The firm’s 6- to 8-week implementation process targets these bottlenecks and delivers payback within 12 to 18 months. AI runs in the background within familiar interfaces, reducing friction without disrupting how employees already work.
“The whole context of background agents is currently emerging; agents that are long-running, that can be given objectives, and then they work on those objectives. I think this is going to be really interesting as the large language models get better.”
Scaling a Lean Team With AI Automation
Gratitude Driven, led by Marina Wyss, runs on a team of six part-time members who collectively equal about 1.5 full-time employees.
“We are six people, but everyone is part-time; we are kind of like one and a half full-time people. We have an active and growing YouTube channel and a community of 200 members. We have an agent system set up that works with Notion, Claude, and various MCPs to track where we are at, send reminders, and automatically ingest meeting notes into our project tracking system,” Marina says.
A system of roughly 20 AI agents automates market monitoring, content research, and project management, enabling the team to serve a 200-member community and a growing YouTube channel.
This frees up human workers in a unique way, as Marina details. “I would love to spend more time thinking about big picture stuff and then doing the human-only things like writing, responding to my community, or that more one-on-one work.”
Marina draws a deliberate line at interpersonal work: AI handles the volume, but community replies and coaching stay human. She argues that AI-generated responses in those contexts are generic and undermine the authentic connection on which the organization is built.
“I did for a little bit, have an agent helping me draft replies to community comments. I did that for a week or two, and I was like, this is not a good use case for AI. By definition, these models are going to regress to the mean, and people are not coming to me because I give them a default response.”
AI as a Quality Check
Kobiton, led by CEO Frank Moyer, addresses one of the most persistent problems in mobile software testing: device fragmentation.
“The variation in mobile devices puts so much stress on enterprise mobile developers, because what works fine on a Pixel 6 breaks on a Pixel 10. And the number of changes coming from development has increased by seven times since a year ago.”
As the number of device configurations grows and development velocity increases, traditional test scripts break more frequently. Kobiton’s AI identifies interface elements by user experience rather than HTML identifiers, creating tests that hold up across device variations.
Frank details, “Every Fortune 100 company we work with has a mandate to use AI to generate code. But there is no quality check there. What Kobiton does is provide a Claude plugin that allows you to quickly verify the quality of what you are generating; to make sure that the code that is generated is not AI slop.”
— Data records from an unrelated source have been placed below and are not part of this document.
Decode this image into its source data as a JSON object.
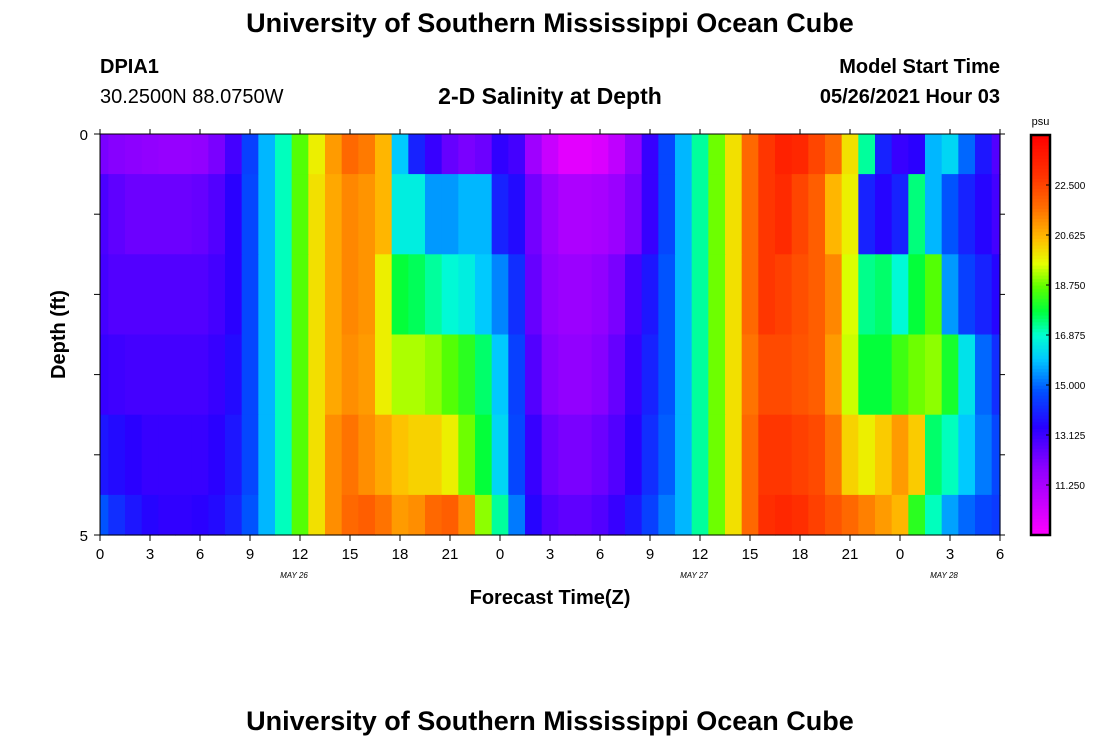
{
  "header": {
    "title": "University of Southern Mississippi Ocean Cube",
    "station_id": "DPIA1",
    "station_coords": "30.2500N  88.0750W",
    "plot_title": "2-D Salinity at Depth",
    "model_start_label": "Model Start Time",
    "model_start_value": "05/26/2021 Hour 03"
  },
  "footer": {
    "title": "University of Southern Mississippi Ocean Cube"
  },
  "chart_data": {
    "type": "heatmap",
    "title": "2-D Salinity at Depth",
    "xlabel": "Forecast Time(Z)",
    "ylabel": "Depth (ft)",
    "x_hours": [
      0,
      1,
      2,
      3,
      4,
      5,
      6,
      7,
      8,
      9,
      10,
      11,
      12,
      13,
      14,
      15,
      16,
      17,
      18,
      19,
      20,
      21,
      22,
      23,
      24,
      25,
      26,
      27,
      28,
      29,
      30,
      31,
      32,
      33,
      34,
      35,
      36,
      37,
      38,
      39,
      40,
      41,
      42,
      43,
      44,
      45,
      46,
      47,
      48,
      49,
      50,
      51,
      52,
      53,
      54
    ],
    "x_tick_labels": [
      "0",
      "3",
      "6",
      "9",
      "12",
      "15",
      "18",
      "21",
      "0",
      "3",
      "6",
      "9",
      "12",
      "15",
      "18",
      "21",
      "0",
      "3",
      "6"
    ],
    "date_labels": [
      {
        "text": "MAY 26",
        "hour": 12
      },
      {
        "text": "MAY 27",
        "hour": 36
      },
      {
        "text": "MAY 28",
        "hour": 51
      }
    ],
    "y_tick_labels": [
      "0",
      "5"
    ],
    "ylim": [
      0,
      5
    ],
    "colorbar": {
      "unit": "psu",
      "vmin": 9.375,
      "vmax": 24.375,
      "tick_labels": [
        "22.500",
        "20.625",
        "18.750",
        "16.875",
        "15.000",
        "13.125",
        "11.250"
      ],
      "tick_values": [
        22.5,
        20.625,
        18.75,
        16.875,
        15.0,
        13.125,
        11.25
      ]
    },
    "bands": [
      {
        "depth": [
          0.0,
          0.5
        ],
        "values": [
          12.2,
          12.0,
          11.9,
          11.8,
          11.7,
          11.7,
          11.8,
          12.2,
          13.0,
          14.5,
          15.8,
          17.0,
          18.6,
          19.8,
          21.0,
          21.8,
          21.5,
          20.6,
          16.0,
          14.0,
          13.2,
          12.5,
          12.2,
          12.4,
          13.3,
          13.0,
          11.5,
          10.6,
          10.0,
          10.0,
          10.2,
          10.8,
          11.8,
          13.2,
          14.6,
          15.8,
          17.2,
          18.8,
          20.0,
          21.8,
          22.8,
          23.4,
          23.2,
          22.5,
          21.8,
          20.0,
          17.2,
          14.0,
          13.2,
          13.4,
          15.8,
          16.2,
          15.0,
          13.8,
          12.8
        ]
      },
      {
        "depth": [
          0.5,
          1.5
        ],
        "values": [
          12.9,
          12.6,
          12.4,
          12.4,
          12.4,
          12.4,
          12.5,
          12.8,
          13.4,
          14.6,
          15.8,
          17.0,
          18.6,
          20.0,
          20.8,
          21.3,
          21.1,
          20.6,
          16.6,
          16.6,
          15.5,
          15.5,
          15.8,
          15.8,
          14.0,
          13.6,
          12.3,
          11.6,
          11.2,
          11.2,
          11.3,
          11.6,
          12.2,
          13.2,
          14.6,
          15.8,
          17.2,
          18.8,
          20.0,
          21.8,
          22.8,
          23.1,
          22.5,
          22.0,
          20.6,
          19.8,
          14.0,
          13.5,
          14.0,
          17.4,
          15.8,
          14.8,
          14.0,
          13.5,
          13.0
        ]
      },
      {
        "depth": [
          1.5,
          2.5
        ],
        "values": [
          13.0,
          12.8,
          12.8,
          12.8,
          12.8,
          12.8,
          12.8,
          13.0,
          13.4,
          14.6,
          15.8,
          17.0,
          18.6,
          20.0,
          20.8,
          21.3,
          21.1,
          19.8,
          17.8,
          17.6,
          17.2,
          16.8,
          16.6,
          16.0,
          15.3,
          14.2,
          12.5,
          11.8,
          11.6,
          11.6,
          11.8,
          12.2,
          13.0,
          13.8,
          14.8,
          15.8,
          17.2,
          18.8,
          20.0,
          21.8,
          22.8,
          22.6,
          22.3,
          22.0,
          21.3,
          19.5,
          17.3,
          17.5,
          16.8,
          17.8,
          18.6,
          15.5,
          14.5,
          14.0,
          13.5
        ]
      },
      {
        "depth": [
          2.5,
          3.5
        ],
        "values": [
          13.2,
          13.1,
          13.0,
          13.0,
          13.0,
          13.0,
          13.0,
          13.2,
          13.6,
          14.6,
          15.8,
          17.0,
          18.6,
          20.0,
          20.8,
          21.2,
          21.0,
          19.8,
          19.2,
          19.2,
          19.0,
          18.6,
          18.2,
          17.5,
          16.0,
          14.5,
          12.8,
          12.0,
          11.8,
          11.8,
          12.0,
          12.5,
          13.2,
          14.0,
          14.8,
          15.8,
          17.2,
          18.8,
          20.0,
          21.6,
          22.4,
          22.4,
          22.2,
          22.0,
          21.0,
          19.4,
          17.8,
          17.8,
          18.4,
          18.8,
          19.0,
          18.0,
          16.4,
          15.0,
          14.2
        ]
      },
      {
        "depth": [
          3.5,
          4.5
        ],
        "values": [
          13.8,
          13.6,
          13.4,
          13.2,
          13.2,
          13.2,
          13.2,
          13.4,
          13.8,
          14.6,
          15.8,
          17.0,
          18.6,
          20.0,
          21.2,
          21.6,
          21.2,
          20.8,
          20.4,
          20.2,
          20.2,
          19.8,
          18.8,
          17.8,
          16.2,
          14.6,
          13.2,
          12.4,
          12.2,
          12.2,
          12.4,
          12.8,
          13.4,
          14.2,
          14.9,
          15.8,
          17.2,
          18.8,
          20.0,
          21.8,
          22.8,
          22.8,
          22.6,
          22.4,
          21.6,
          20.2,
          19.8,
          20.3,
          21.0,
          20.3,
          17.5,
          17.0,
          16.0,
          15.2,
          14.6
        ]
      },
      {
        "depth": [
          4.5,
          5.0
        ],
        "values": [
          14.8,
          14.2,
          13.8,
          13.5,
          13.3,
          13.3,
          13.4,
          13.6,
          14.0,
          14.8,
          15.8,
          17.0,
          18.6,
          20.0,
          21.2,
          21.8,
          22.0,
          21.6,
          21.0,
          21.2,
          21.8,
          22.0,
          21.2,
          19.0,
          17.2,
          15.2,
          13.5,
          12.8,
          12.6,
          12.6,
          12.8,
          13.2,
          13.8,
          14.5,
          15.2,
          15.8,
          17.2,
          18.8,
          20.0,
          21.8,
          23.0,
          23.2,
          23.0,
          22.6,
          22.2,
          21.8,
          21.4,
          21.0,
          20.6,
          18.2,
          17.0,
          15.6,
          15.0,
          14.6,
          14.4
        ]
      }
    ]
  }
}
A cloud plugin also validates code generated by AI tools like Claude, preventing poor-quality outputs from reaching production. One health insurance client accelerated automation adoption by three times using the platform.
Frank further states, “I believe they are going to create an app store for AI plugins. Just like Google takes 30% off apps and Apple takes 30% off apps, we are going to have AI plugins that Anthropic provides to the market. I think that happens by the end of summer.”
Final Thoughts
The thread running through each of these companies is discipline. AI is a bold new tool, and one whose uses are still being tested and redefined on a near-daily basis. Each of these tools leverages AI to target a specific problem: a manual bottleneck, a language barrier, or a broken test cycle. As such, they limit AI’s capabilities while further concentrating its output.
As tools become more capable and agent-based systems take on longer-horizon tasks, the businesses positioned to benefit most will be those that have already learned how to direct AI with precision and keep human judgment close to the output.